I recently posted on my time in Portland, Oregon, and my love for the city. I also mentioned the anomalous ‘street people’ scene. Portland is so squeaky clean and seemingly well-run, and yet it seems to tolerate a thriving street person scene – some bordering on aggressive pan handling. I personally never felt threatened by this, but it was strange that these misfits are so tolerated.
From Portand’s Streets…
A recent Portland Tribune front page article asked, “Would Rudy Giuliani Put Up With This?” under a picture of a lavishly tattooed street person sitting in front of a rather blunt epithet I won’t quote on this blog. The article recounted the history behind the remarkable street and crime clean-up that took place under Rudy’s watch. The article said:
Then, in 1994, Police Chief William Bratton and Mayor Rudy Giuliani, within a matter of months instituted Draconian measures that changed the (New York) street culture in ways that remain in place today.”
The article goes on to recount:
Bratton, who initially led the transit police, first cracked down on subway turnstile jumpers and panhandlers – arresting them. In the process, they found that many of those arrested had outstanding warrants for more serious crimes. Making quality-of-life arrests on the subway reversed the momentum of declining ridership… and created a momentum that allowed law-abiding New Yorkers to reclaim public transportation.”
…to IT Meetings
So, what’s the connection to well-managed IT organizations? I’ve noticed over years of consulting that well-run IT organizations pay attention to the apparently small things – such as the discipline around scheduling and running meetings. Meetings start and end on time, have pre-published agendas, published results, with action items and assignments. They make sure meetings are necessary and productive, and that the right people (and only, the right people) are there.
Yes, I know we all tend to complain about “too many meetings.” But the reality is, for knowledge workers (yes, that’s us) meetings are an important part of our work.
IT Leaders Model the Culture They Want
IT cultures are set from the top. When the CIO and the IT leadership team pay attention to meeting discipline – modeling excellent behaviors, and calling out sloppy meeting behaviors – just like turnstile jumping, people pay attention, discipline increases, and everyone benefits. On the other hand, when turnstile jumpers are tolerated – i.e., sloppy meetings are taken as ok, then discipline around all sorts of behaviors degrades, and IT performance drops. I guess there’s an analogy with ‘quality of life crime.’ Being late for a meeting is not a ‘crime’. But in terms of its impact on organizational cohesion and performance, it’s a ‘quality of organizational life crime.’ So is a lack of clear roles and accountabilities. So is an ‘entitlement culture’ where poor performers are tolerated.

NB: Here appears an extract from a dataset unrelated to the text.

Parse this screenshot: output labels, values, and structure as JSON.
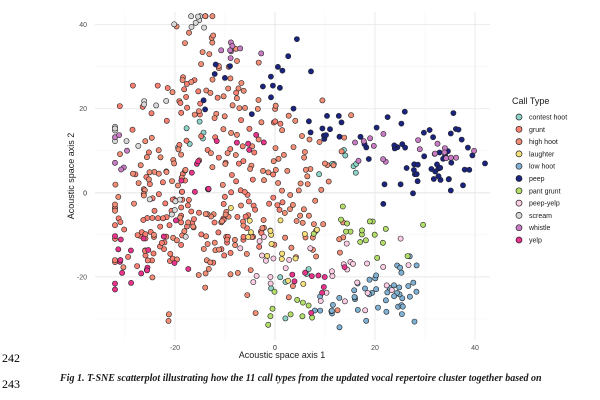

Like a well-run ship (sorry, too many analogies here!) a well run IT organization is disciplined at the most fundamental level. It’s a manifestation of mutual respect and collective accountability. When I turn up late for a meeting at which I’m needed and expected, I am disrespecting my colleagues. The ones that show up at the appointed time sit there twiddling their thumbs. It’s as if the message I want to send is, “My time is so valuable I couldn’t be here on time – and all your time is so worthless, it’s no problem if y’all sit there waiting for me.”
And, of course, late meetings beget late meetings – these things escalate. I’m always bemused and angered when a plane is late “Due to a late arrival of the inbound flight” like that’s a valid excuse. As an Atlantan, most of my flying over the years has been on Delta. Each time they announce this excuse, it’s as if they are denying any culpability in the late flight. “It wasn’t our fault – it was the damn inbound flight you should blame!” Or, “The ground crew is not all here yet!” So, I wonder, who was responsible for the late inbound flight? Yep – Delta!
Enough ranting. You get the point. If you want to do a ‘quick and dirty’ IT Capability Maturity assessment, look no further than at how well you run IT meetings – including starting and ending on time. As goes the meeting discipline, so goes the IT capability performance – and the credibility you have with and value perceived by your business partners!